Montenegro concordou que os fundamentos da UE ficam colocados em causa com agentes políticos que têm uma visão “não especialmente condizentes” com eles. “Todos os projetos totalitários, de esquerda ou direita, são inimigos da UE”, defendeu, criticando “radicalismos”. Por isso, a afirmação de von der Leyen “merece a concordância” do PSD também — “estamos do mesmo lado”, sentenciou Montenegro, acabando por gracejar se continuam assim ainda se vão “confundir” [PSD e Livre].

Ainda sobre a presidente da Comissão Europeia, o Chega questionou Luís Montenegro sobre o apoio a Ursula von der Leyen para a Comissão Europeia, lembrando a investigação de que a presidente da instituição está a ser alvo a propósito da compra de vacinas à Pfizer. E Bruno Nunes perguntou ainda Paulo Rangel, atual ministro dos Negócios Estrangeiros, mantém o “favorecimento” a António Costa, já que disse que o ex-primeiro-ministro teria “perfil” para presidir ao Conselho Europeu e que o Governo não teria uma “posição negativa” sobre uma eventual candidatura.

Luís Montenegro considera “prematuro” que o Governo se possa pronunciar sobre “seja quem forem as pessoas envolvidas” no processo para as escolhas para cargos europeus, ainda que note uma diferença do exercício funções: “Não enquanto primeiro-ministro, enquanto presidente do PSD, Ursula von der Leyen foi sempre a nossa candidata; enquanto primeiro-ministro não vou colocar nenhuma consideração sobre os órgãos da Comissão Europeia.”

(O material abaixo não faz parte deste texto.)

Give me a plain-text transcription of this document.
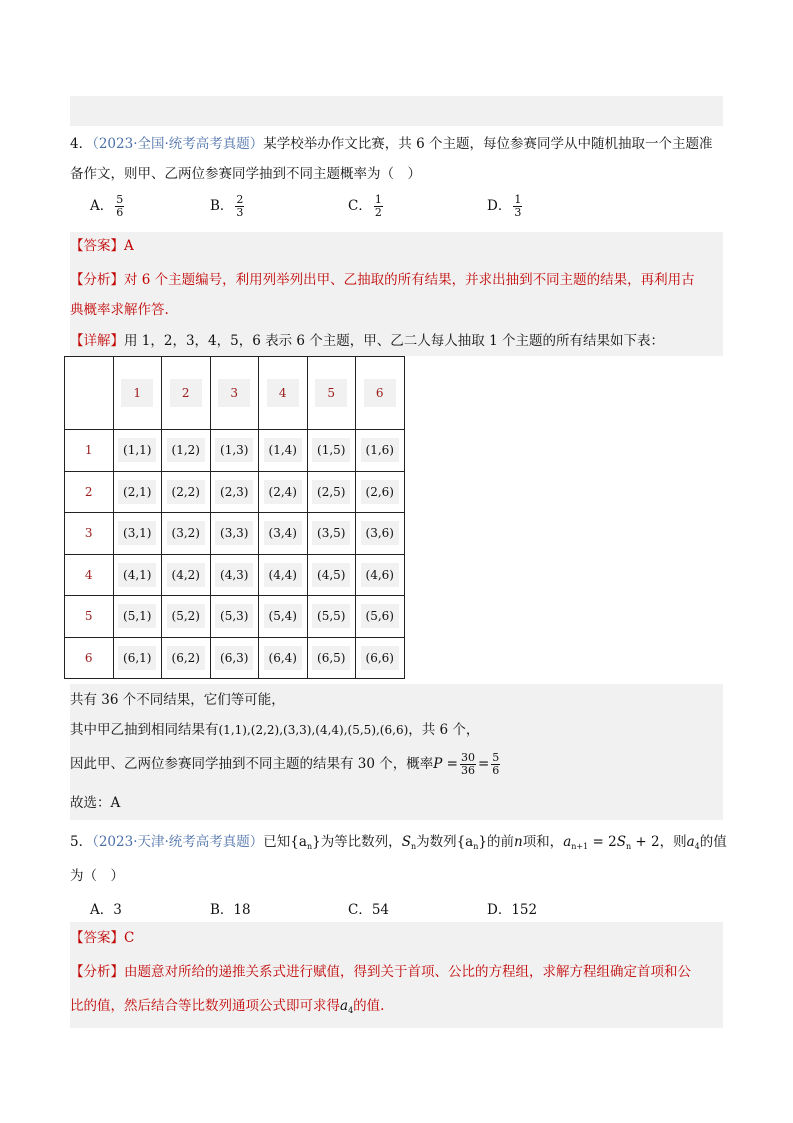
4．（2023·全国·统考高考真题）某学校举办作文比赛，共 6 个主题，每位参赛同学从中随机抽取一个主题准
备作文，则甲、乙两位参赛同学抽到不同主题概率为（　）
A． $\frac{5}{6}$	B． $\frac{2}{3}$	C． $\frac{1}{2}$	D． $\frac{1}{3}$
【答案】A
【分析】对 6 个主题编号，利用列举列出甲、乙抽取的所有结果，并求出抽到不同主题的结果，再利用古
典概率求解作答.
【详解】用 1，2，3，4，5，6 表示 6 个主题，甲、乙二人每人抽取 1 个主题的所有结果如下表：
	1	2	3	4	5	6
1	(1,1)	(1,2)	(1,3)	(1,4)	(1,5)	(1,6)
2	(2,1)	(2,2)	(2,3)	(2,4)	(2,5)	(2,6)
3	(3,1)	(3,2)	(3,3)	(3,4)	(3,5)	(3,6)
4	(4,1)	(4,2)	(4,3)	(4,4)	(4,5)	(4,6)
5	(5,1)	(5,2)	(5,3)	(5,4)	(5,5)	(5,6)
6	(6,1)	(6,2)	(6,3)	(6,4)	(6,5)	(6,6)
共有 36 个不同结果，它们等可能，
其中甲乙抽到相同结果有(1,1),(2,2),(3,3),(4,4),(5,5),(6,6)，共 6 个，
因此甲、乙两位参赛同学抽到不同主题的结果有 30 个，概率$P = \frac{30}{36} = \frac{5}{6}$
故选：A
5．（2023·天津·统考高考真题）已知$\{a_n\}$为等比数列，$S_n$为数列$\{a_n\}$的前n项和，$a_{n+1} = 2S_n + 2$，则$a_4$的值
为（　）
A．3	B．18	C．54	D．152
【答案】C
【分析】由题意对所给的递推关系式进行赋值，得到关于首项、公比的方程组，求解方程组确定首项和公
比的值，然后结合等比数列通项公式即可求得$a_4$的值.
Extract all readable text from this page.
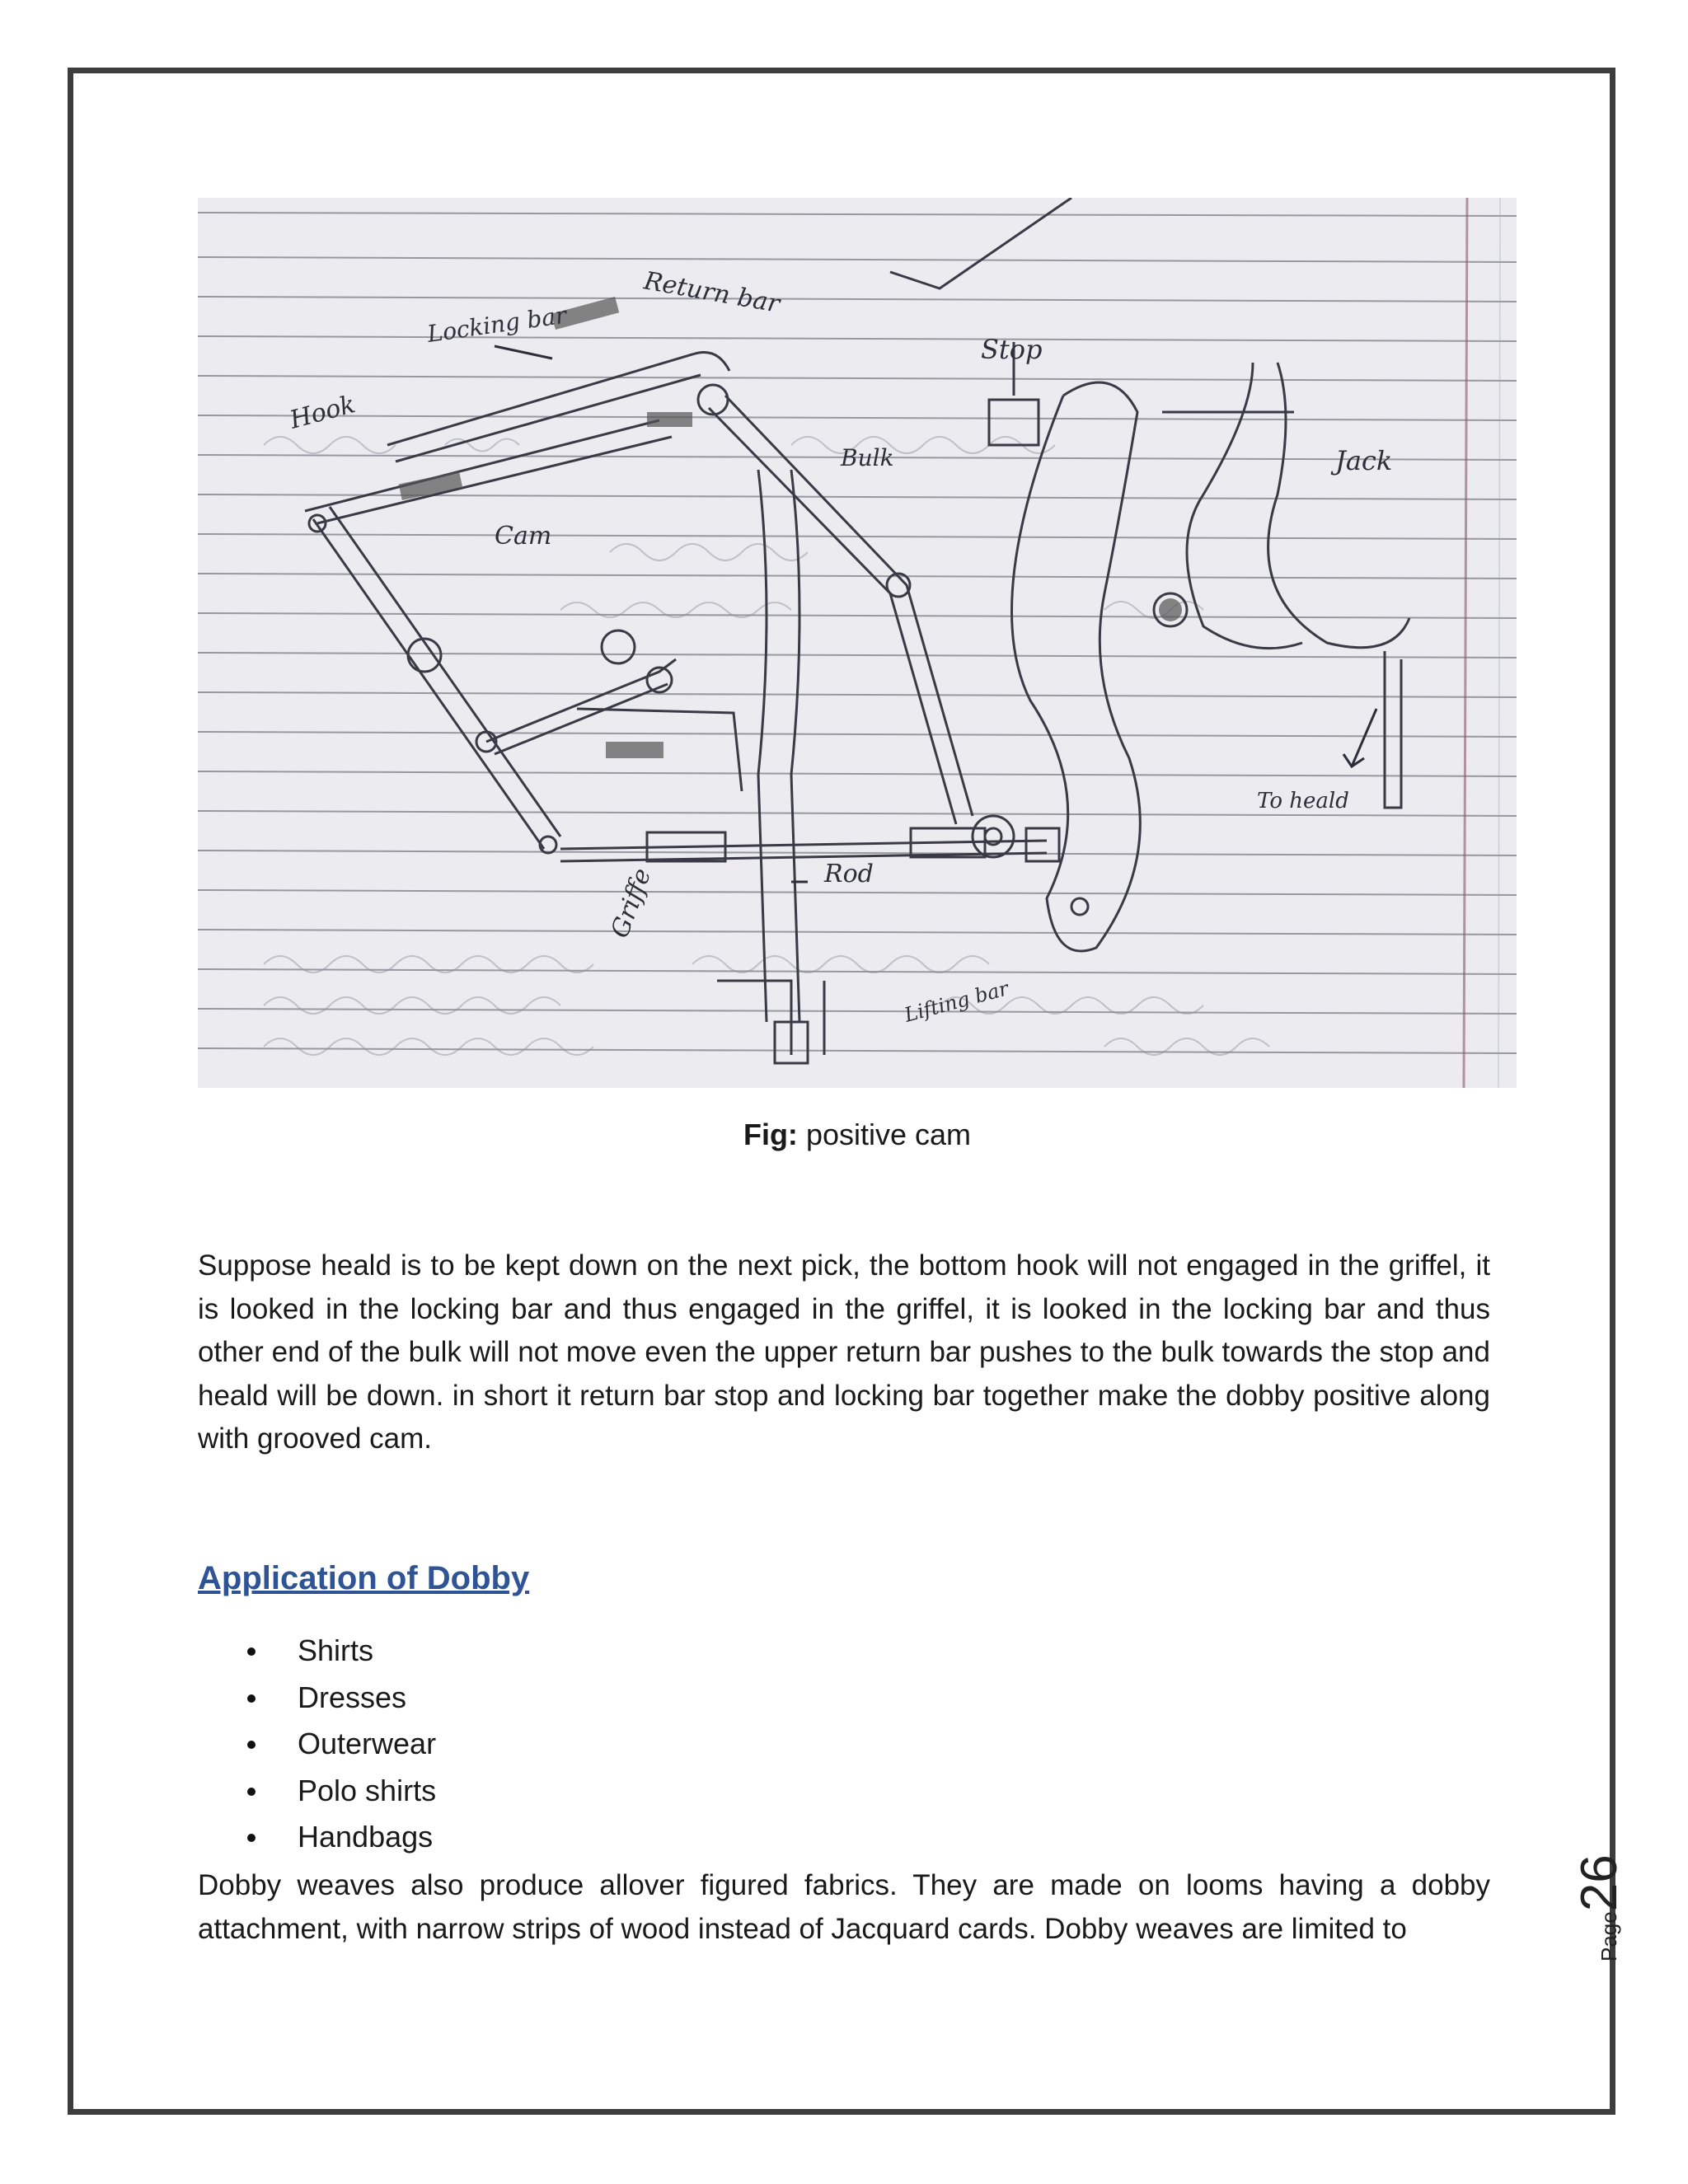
Return bar
Locking bar
Hook
Stop
Bulk	Jack
Cam
To heald
Griffe	Rod
Lifting bar
Fig: positive cam

Suppose heald is to be kept down on the next pick, the bottom hook will not engaged in the griffel, it is looked in the locking bar and thus engaged in the griffel, it is looked in the locking bar and thus other end of the bulk will not move even the upper return bar pushes to the bulk towards the stop and heald will be down. in short it return bar stop and locking bar together make the dobby positive along with grooved cam.

Application of Dobby
Shirts
Dresses
Outerwear
Polo shirts
Handbags

Dobby weaves also produce allover figured fabrics. They are made on looms having a dobby attachment, with narrow strips of wood instead of Jacquard cards. Dobby weaves are limited to	Page26
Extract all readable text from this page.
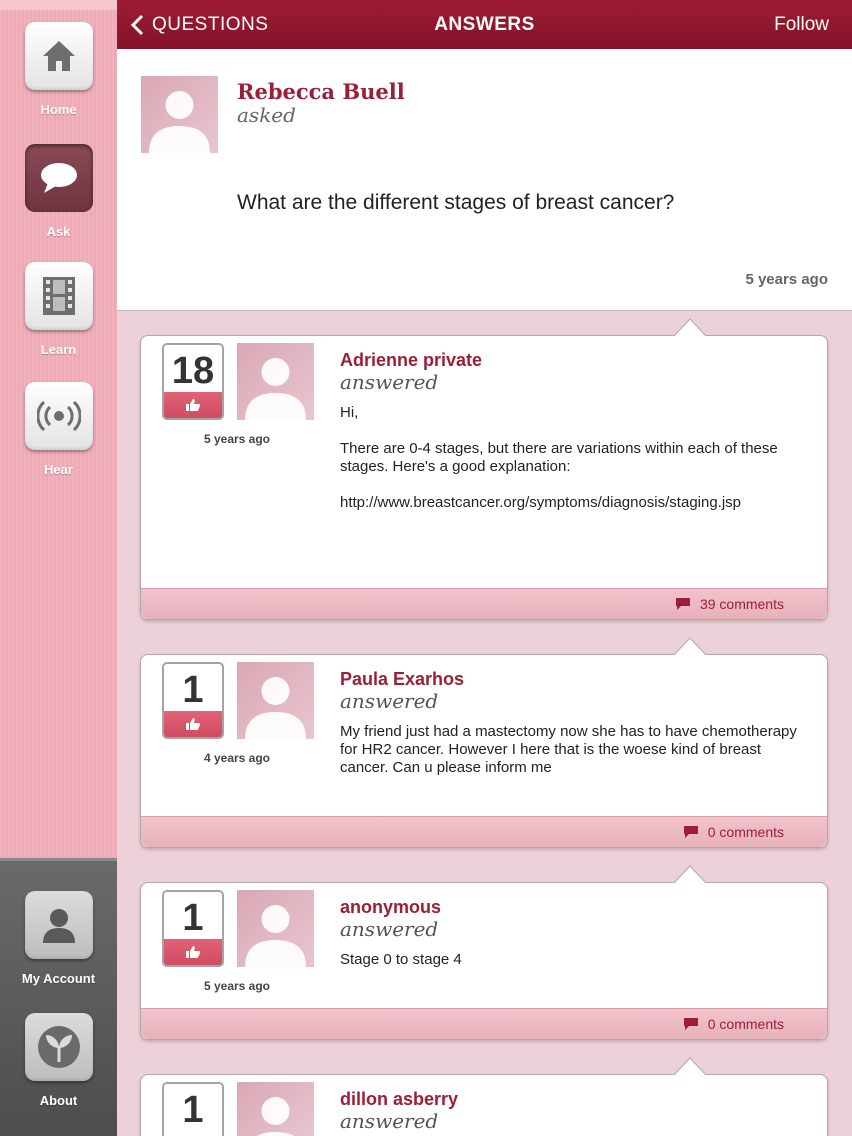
Home
Ask
Learn
Hear
My Account
About
QUESTIONS	ANSWERS	Follow
Rebecca Buell
asked
What are the different stages of breast cancer?
5 years ago
18
5 years ago
Adrienne private
answered

Hi,

There are 0-4 stages, but there are variations within each of these stages. Here's a good explanation:

http://www.breastcancer.org/symptoms/diagnosis/staging.jsp

39 comments
1
4 years ago
Paula Exarhos
answered

My friend just had a mastectomy now she has to have chemotherapy for HR2 cancer. However I here that is the woese kind of breast cancer. Can u please inform me

0 comments
1
5 years ago
anonymous
answered

Stage 0 to stage 4

0 comments
1	dillon asberry
answered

O Bloco de Esquerda acabou por também levar a debate o tema das migrações, com Isabel Pires referir que o Parlamento Europeu acabou de aprovar o Pacto das Migrações, que descreveu como “cruel” e “hipócrita”, e que entrega as fronteiras da Europa a “estados autoritários”, permitindo expulsões “altamente violentas”. “Significa punição e violenta, estigmatiza refugiados e migrantes como criminosas”, atirou, dirigindo uma pergunta ao Governo se quem foge da guerra merece ser tratado como um criminoso.

Luís Montenegro respondeu que o pacto “não será seguramente perfeito”, mas “é indiscutível que regulamentar as migrações é o melhor caminho para garantir o respeito pelos direitos humanos”. Acrescentou que a circunstância anterior é pior com uma “desregulação completa” e com pessoas entregues a redes de tráfico de seres humanos, esperançoso de que que haja uma “unificação” nos mecanismos de acolhimento. “Fica sempre um amargo de boca muito grande relativamente à regra que não permite o reagrupamento familiar”, reconheceu, ainda assim, chamando a esta decisão “um erro estratégico”.

Perante a intervenção de Paula Santos, do PCP, que além da preocupação com o Medio Oriente considerou que o Conselho Europeu tem vindo a “ignorar os problemas” das pessoas, Luís Montenegro distanciou-se dos comunistas, argumentando que “o grau de confiança do PCP no projeto europeu é baixo, quase zero”.